Saga de Astrea 22-fanfic Caballeros del Zodíaco

Semana Santa: época de recogimiento para muchos. Yo aprovecho para darme una vueltecita por esas montañas, que también son de Dios; concretamente viajaré a Sierra Nevada, a la zona más cercana a Granada. Siempre digo que, si no fuera por estas escapadas en las que prácticamente no pienso más que en cosas muy básicas relativas a la "supervivencia montañeril", mi coco probablemente ya no estaría sobre mis hombros XDDD.

Así que publico hoy el episodio del fanfic de la Saga de Astrea, porque durante cuatro días dejaré la casa abierta para todo aquel que quiera acogerse en ella ;-).., pero la anfitriona estará ausente.

Y, muy acorde con estos tenebrosos días de pasión y muerte, coloco a las puertas de mi domicilio virtual a este luminoso barquero, Caronte, para iniciaros en la travesía de Kelia por los infiernos. Mucho cuidado: la mayoría de los que se han atrevido a aventurarse ahí, jamás han regresado. El que avisa no es traidor ;-)
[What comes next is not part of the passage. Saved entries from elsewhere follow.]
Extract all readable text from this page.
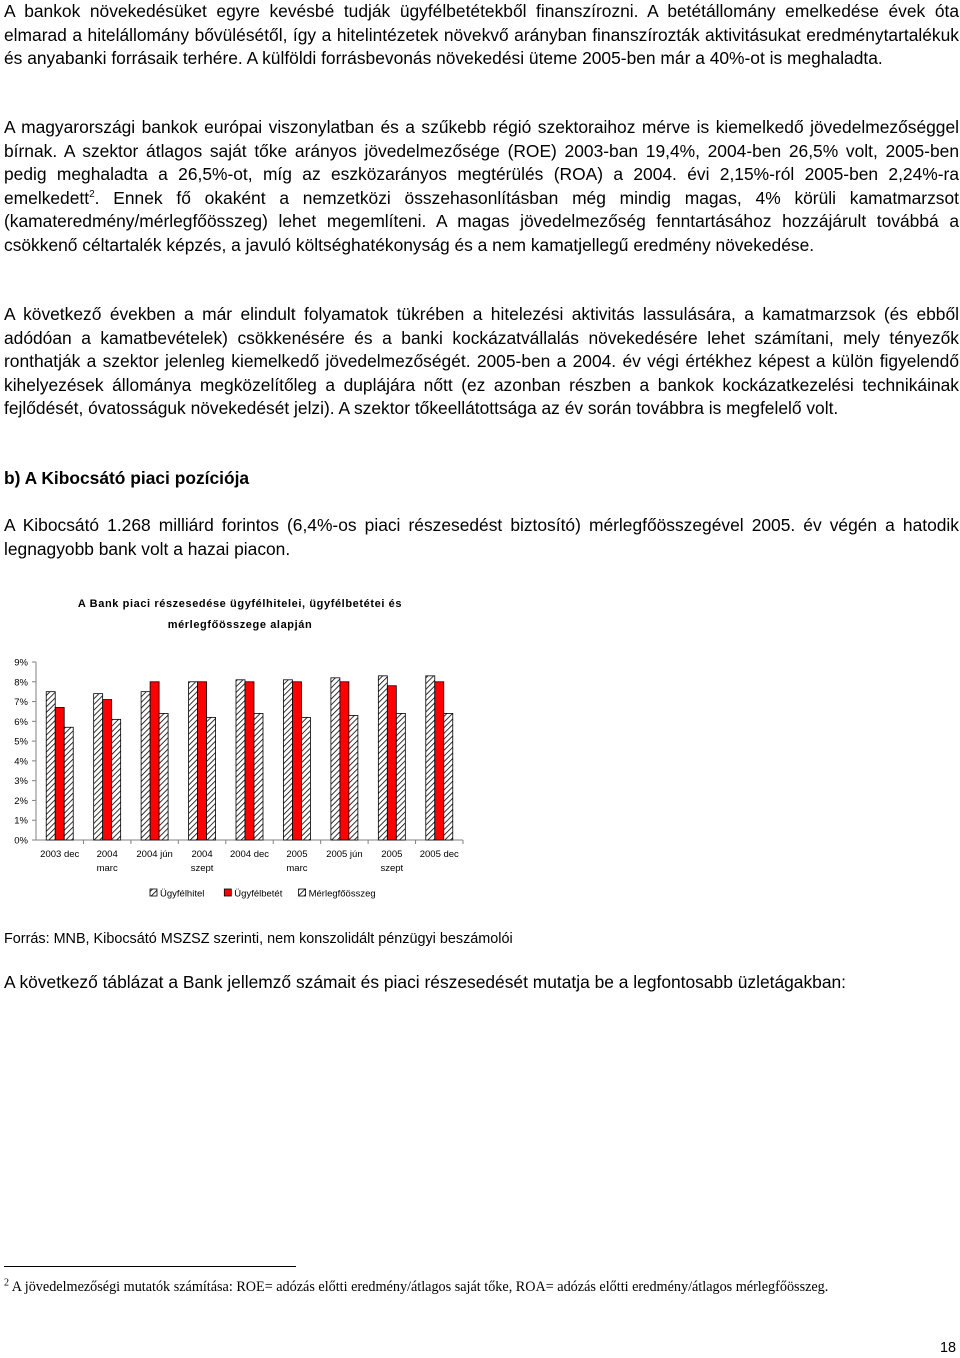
A bankok növekedésüket egyre kevésbé tudják ügyfélbetétekből finanszírozni. A betétállomány emelkedése évek óta elmarad a hitelállomány bővülésétől, így a hitelintézetek növekvő arányban finanszírozták aktivitásukat eredménytartalékuk és anyabanki forrásaik terhére. A külföldi forrásbevonás növekedési üteme 2005-ben már a 40%-ot is meghaladta.

A magyarországi bankok európai viszonylatban és a szűkebb régió szektoraihoz mérve is kiemelkedő jövedelmezőséggel bírnak. A szektor átlagos saját tőke arányos jövedelmezősége (ROE) 2003-ban 19,4%, 2004-ben 26,5% volt, 2005-ben pedig meghaladta a 26,5%-ot, míg az eszközarányos megtérülés (ROA) a 2004. évi 2,15%-ról 2005-ben 2,24%-ra emelkedett$^2$. Ennek fő okaként a nemzetközi összehasonlításban még mindig magas, 4% körüli kamatmarzsot (kamateredmény/mérlegfőösszeg) lehet megemlíteni. A magas jövedelmezőség fenntartásához hozzájárult továbbá a csökkenő céltartalék képzés, a javuló költséghatékonyság és a nem kamatjellegű eredmény növekedése.

A következő években a már elindult folyamatok tükrében a hitelezési aktivitás lassulására, a kamatmarzsok (és ebből adódóan a kamatbevételek) csökkenésére és a banki kockázatvállalás növekedésére lehet számítani, mely tényezők ronthatják a szektor jelenleg kiemelkedő jövedelmezőségét. 2005-ben a 2004. év végi értékhez képest a külön figyelendő kihelyezések állománya megközelítőleg a duplájára nőtt (ez azonban részben a bankok kockázatkezelési technikáinak fejlődését, óvatosságuk növekedését jelzi). A szektor tőkeellátottsága az év során továbbra is megfelelő volt.

b) A Kibocsátó piaci pozíciója

A Kibocsátó 1.268 milliárd forintos (6,4%-os piaci részesedést biztosító) mérlegfőösszegével 2005. év végén a hatodik legnagyobb bank volt a hazai piacon.

A Bank piaci részesedése ügyfélhitelei, ügyfélbetétei és
mérlegfőösszege alapján
0%
1%
2%
3%
4%
5%
6%
7%
8%
9%
2003 dec 2004
marc
2004 jún 2004
szept
2004 dec 2005
marc
2005 jún 2005
szept
2005 dec
Ügyfélhitel	Ügyfélbetét	Mérlegfőösszeg
Forrás: MNB, Kibocsátó MSZSZ szerinti, nem konszolidált pénzügyi beszámolói

A következő táblázat a Bank jellemző számait és piaci részesedését mutatja be a legfontosabb üzletágakban:

$^2$ A jövedelmezőségi mutatók számítása: ROE= adózás előtti eredmény/átlagos saját tőke, ROA= adózás előtti eredmény/átlagos mérlegfőösszeg.
18
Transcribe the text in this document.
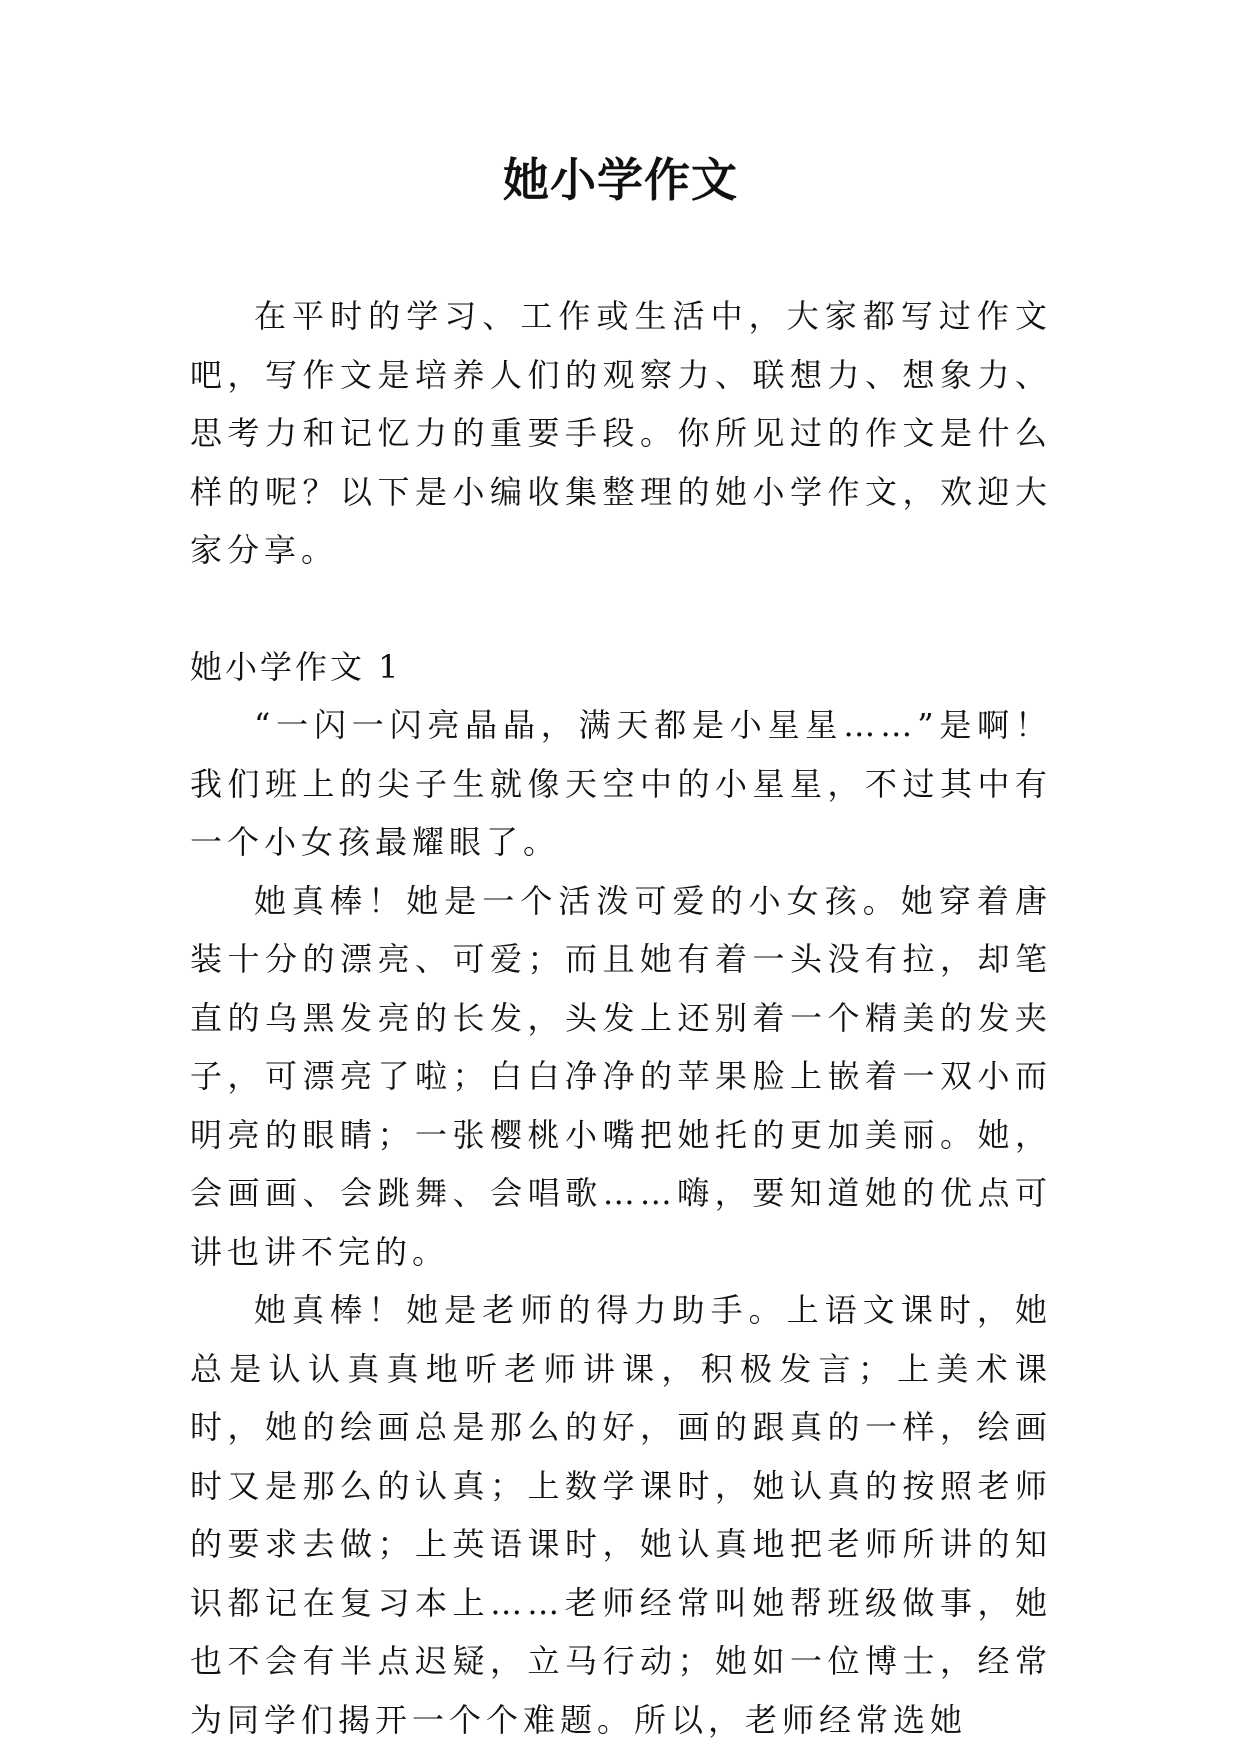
她小学作文

在平时的学习、工作或生活中，大家都写过作文吧，写作文是培养人们的观察力、联想力、想象力、思考力和记忆力的重要手段。你所见过的作文是什么样的呢？以下是小编收集整理的她小学作文，欢迎大家分享。

她小学作文 1

“一闪一闪亮晶晶，满天都是小星星……”是啊！我们班上的尖子生就像天空中的小星星，不过其中有一个小女孩最耀眼了。

她真棒！她是一个活泼可爱的小女孩。她穿着唐装十分的漂亮、可爱；而且她有着一头没有拉，却笔直的乌黑发亮的长发，头发上还别着一个精美的发夹子，可漂亮了啦；白白净净的苹果脸上嵌着一双小而明亮的眼睛；一张樱桃小嘴把她托的更加美丽。她，会画画、会跳舞、会唱歌……嗨，要知道她的优点可讲也讲不完的。

她真棒！她是老师的得力助手。上语文课时，她总是认认真真地听老师讲课，积极发言；上美术课时，她的绘画总是那么的好，画的跟真的一样，绘画时又是那么的认真；上数学课时，她认真的按照老师的要求去做；上英语课时，她认真地把老师所讲的知识都记在复习本上……老师经常叫她帮班级做事，她也不会有半点迟疑，立马行动；她如一位博士，经常为同学们揭开一个个难题。所以，老师经常选她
El domingo ya volveremos con los ánimos renovados, mientras el héroe arquetípico solar retorna con resucitados bríos... Pasad las mejores jornadas en compañía de quienes amáis. No olvidéis que eso, precisamente (poder pasar estos días en compañía de vuestros seres queridos) es el mayor de los privilegios.., y que no todo el mundo tiene la misma suerte ;-).

¡Besotes!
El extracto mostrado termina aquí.